ReplyDeleteThat's really well written and full of useful insights and ideas. I also like your level-headed look at Scala: "there are some things that would be nice, but you know what, in the grand scheme of things, it's all right". In light of the favourite Ruby / RoR bashing, I appreciate your point that the project may have gone just as well in Ruby. It's just a shame that no-one will ever know.
ReplyDeleteGreat article Daniel, enjoyed the read. I had a similar situation where we went with actors and I was wondering whether futures would result in code that is more straight-forward and easier to test. I would be curious to hear what your thoughts are on that. For us batching was definitely a factor, and turned out nice to implement via actors. I'm also curious whether a mixed approach would work as well (perhaps an actor at the lower that could return a future via 'ask' to the higher level code).
ReplyDeleteHi, Alex. My current thinking on what would have been the best solution to the final requisites is a mixed approach. A net of actors comprised of "source" actors, which control which files to download and when, plus a single downloader actor which would throttle the number of concurrent downloads. The downloads would be Dispatch Promises, which would send a response message at the end of its processing, but, otherwise, would be left to java.nio onSuccess/onFailure thread pool (behind the scenes -- Dispatch abstracts that away).
ReplyDeleteThere's another type of actor that would be responsible for notifying the other system modules. It's present implementation suffices, but it is unsophisticated. In an actor system, a main actor would spawn other actors to notify specific modules, and maybe also send them the notification batches. That would allow a fine control on how to handle problems notifying other modules.

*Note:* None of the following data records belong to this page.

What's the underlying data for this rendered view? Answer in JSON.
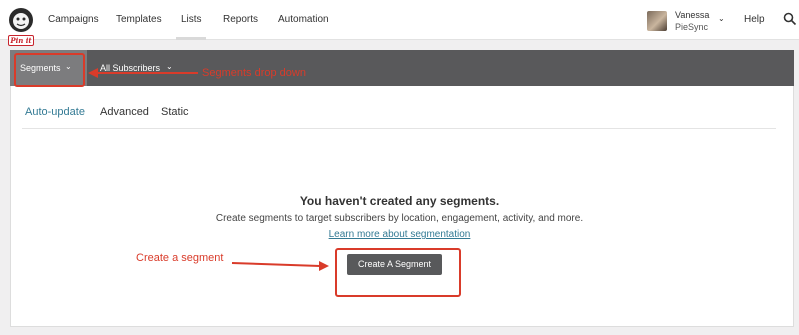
{
  "nav": {
    "items": [
      "Campaigns",
      "Templates",
      "Lists",
      "Reports",
      "Automation"
    ],
    "active": "Lists",
    "help_label": "Help"
  },
  "user": {
    "name": "Vanessa",
    "org": "PieSync"
  },
  "pinit_label": "Pin it",
  "subnav": {
    "segments_label": "Segments",
    "all_subscribers_label": "All Subscribers"
  },
  "tabs": [
    {
      "label": "Auto-update",
      "active": true
    },
    {
      "label": "Advanced",
      "active": false
    },
    {
      "label": "Static",
      "active": false
    }
  ],
  "empty_state": {
    "title": "You haven't created any segments.",
    "description": "Create segments to target subscribers by location, engagement, activity, and more.",
    "link": "Learn more about segmentation",
    "button": "Create A Segment"
  },
  "annotations": {
    "segments_dropdown": "Segments drop down",
    "create_segment": "Create a segment",
    "color": "#d93b2a"
  },
  "colors": {
    "accent": "#337a94",
    "subnav_bg": "#59595b",
    "button_bg": "#58595b"
  }
}
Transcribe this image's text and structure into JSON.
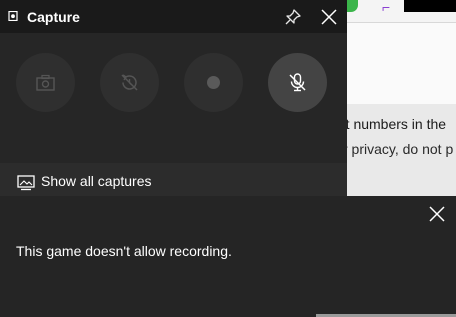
{
  "background_app": {
    "text_line_1": "rt numbers in the",
    "text_line_2": "r privacy, do not p"
  },
  "capture_widget": {
    "title": "Capture",
    "title_icon": "capture-widget-icon",
    "buttons": [
      {
        "name": "screenshot",
        "icon": "camera-icon",
        "enabled": false
      },
      {
        "name": "record-last",
        "icon": "record-that-icon",
        "enabled": false
      },
      {
        "name": "start-recording",
        "icon": "record-dot-icon",
        "enabled": false
      },
      {
        "name": "microphone",
        "icon": "microphone-off-icon",
        "enabled": true
      }
    ],
    "show_all_label": "Show all captures"
  },
  "toast": {
    "message": "This game doesn't allow recording."
  },
  "colors": {
    "widget_bg": "#262626",
    "header_bg": "#1a1a1a",
    "toast_bg": "#252525",
    "text": "#ffffff"
  }
}
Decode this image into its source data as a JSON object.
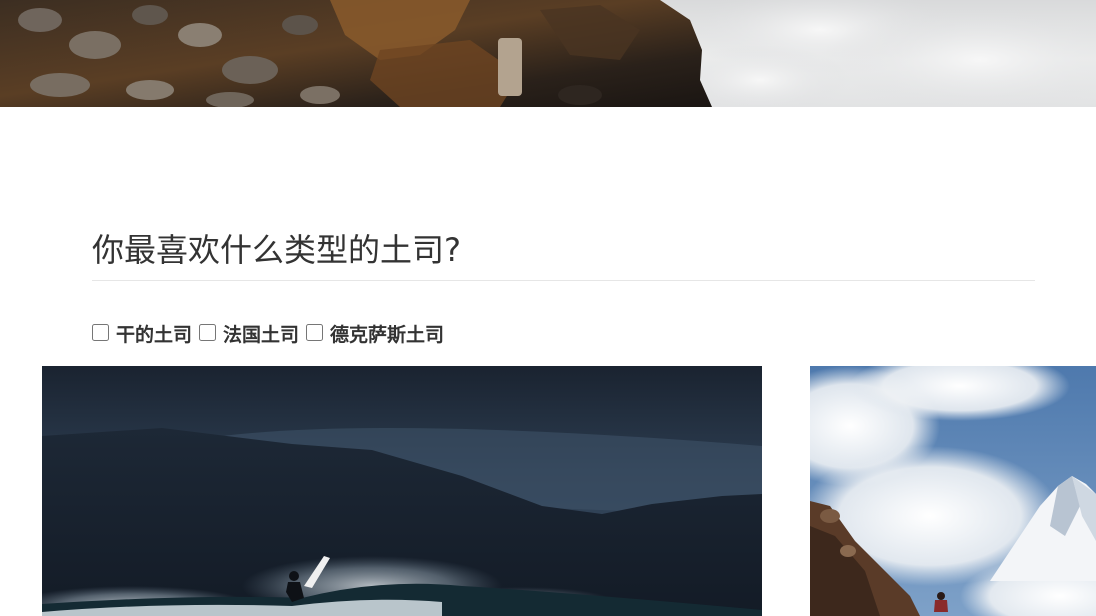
{
  "question": {
    "heading": "你最喜欢什么类型的土司?"
  },
  "options": [
    {
      "label": "干的土司",
      "checked": false
    },
    {
      "label": "法国土司",
      "checked": false
    },
    {
      "label": "德克萨斯土司",
      "checked": false
    }
  ],
  "images": {
    "hero_top": "rocky-cliff-with-clouds-photo",
    "surfer": "surfer-on-dark-wave-photo",
    "mountain": "snowy-mountain-hiker-photo"
  }
}
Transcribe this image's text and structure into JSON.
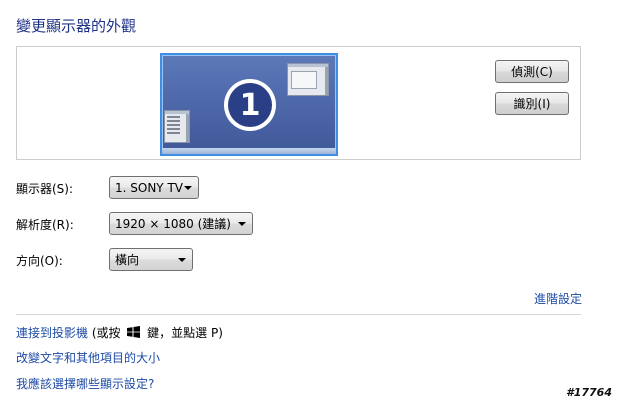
{
  "page": {
    "title": "變更顯示器的外觀"
  },
  "preview": {
    "monitor_number": "1",
    "detect_button": "偵測(C)",
    "identify_button": "識別(I)"
  },
  "settings": {
    "display_label": "顯示器(S):",
    "display_value": "1. SONY TV",
    "resolution_label": "解析度(R):",
    "resolution_value": "1920 × 1080 (建議)",
    "orientation_label": "方向(O):",
    "orientation_value": "橫向"
  },
  "links": {
    "advanced": "進階設定",
    "projector": "連接到投影機",
    "projector_hint_prefix": " (或按 ",
    "projector_hint_suffix": " 鍵，並點選 P)",
    "text_size": "改變文字和其他項目的大小",
    "which_settings": "我應該選擇哪些顯示設定?"
  },
  "watermark": "#17764",
  "icons": {
    "windows_logo": "windows-logo-icon"
  }
}
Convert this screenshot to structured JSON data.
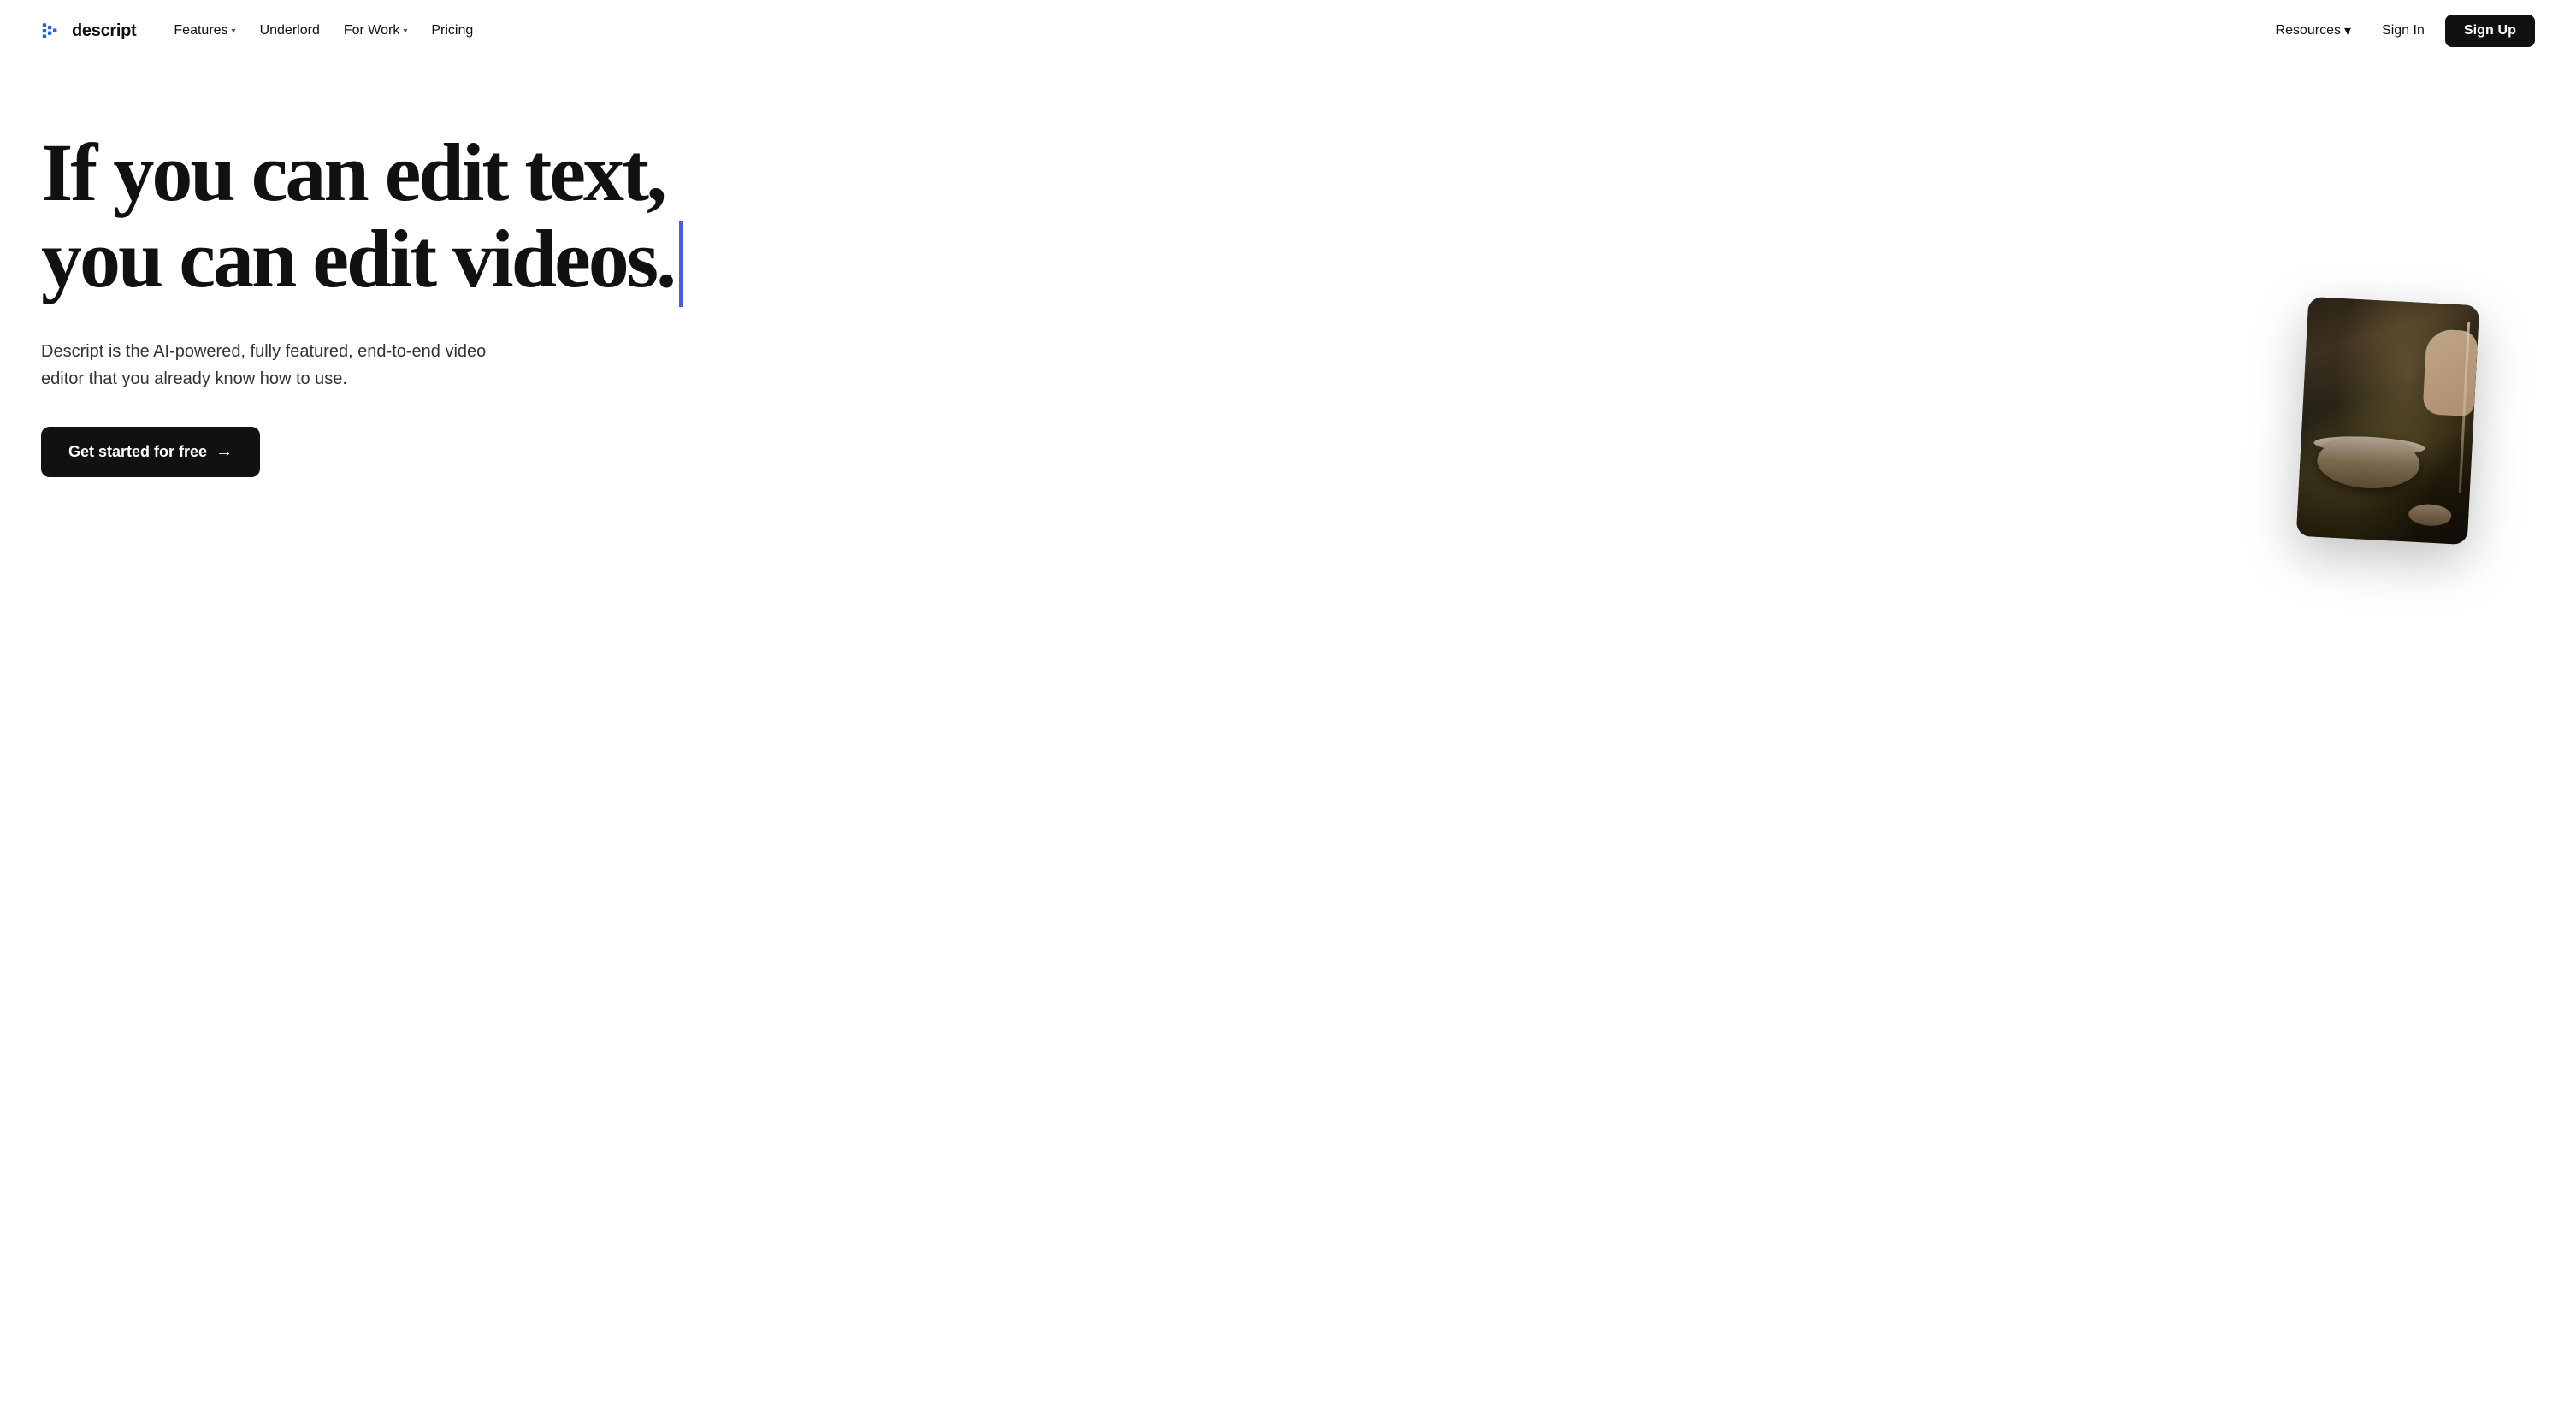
{
  "brand": {
    "name": "descript",
    "logo_aria": "Descript logo"
  },
  "nav": {
    "left": {
      "links": [
        {
          "label": "Features",
          "has_dropdown": true,
          "id": "features"
        },
        {
          "label": "Underlord",
          "has_dropdown": false,
          "id": "underlord"
        },
        {
          "label": "For Work",
          "has_dropdown": true,
          "id": "for-work"
        },
        {
          "label": "Pricing",
          "has_dropdown": false,
          "id": "pricing"
        }
      ]
    },
    "right": {
      "resources_label": "Resources",
      "resources_has_dropdown": true,
      "sign_in_label": "Sign In",
      "sign_up_label": "Sign Up"
    }
  },
  "hero": {
    "headline_line1": "If you can edit text,",
    "headline_line2": "you can edit videos.",
    "subtext": "Descript is the AI-powered, fully featured, end-to-end video editor that you already know how to use.",
    "cta_label": "Get started for free",
    "cta_arrow": "→"
  }
}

The key here is that I originally had a single source, and, by the end, had over 30 distinct sources with varying degrees of interdependency, and could well have used an even finer grained way of identifying files to download and scheduling them (the problem is really just a matter of prioritizing -- downloading everything that's been update is straightforward).
On the one thing you like better on Dispatch's Promise over Scala's Future, will you get that feedback to Scala so that it has a chance to improve post 2.10? Thanks much, Daniel, for sharing in detail your experience and thinking.
ReplyDeleteBest,
Jon
Thanks for sharing your experience.
ReplyDeleteWhat are your thoughts on the applicability of reactive streams (enumerators/enumeratees) and stream interleaving, etc in Play! Framework 2 to these problems?
@Irfan
DeleteI've pondered many times during the development whether I shouldn't go to an iteratee-based solution, but I couldn't visualize how to handle the concurrency requirements with iteratees.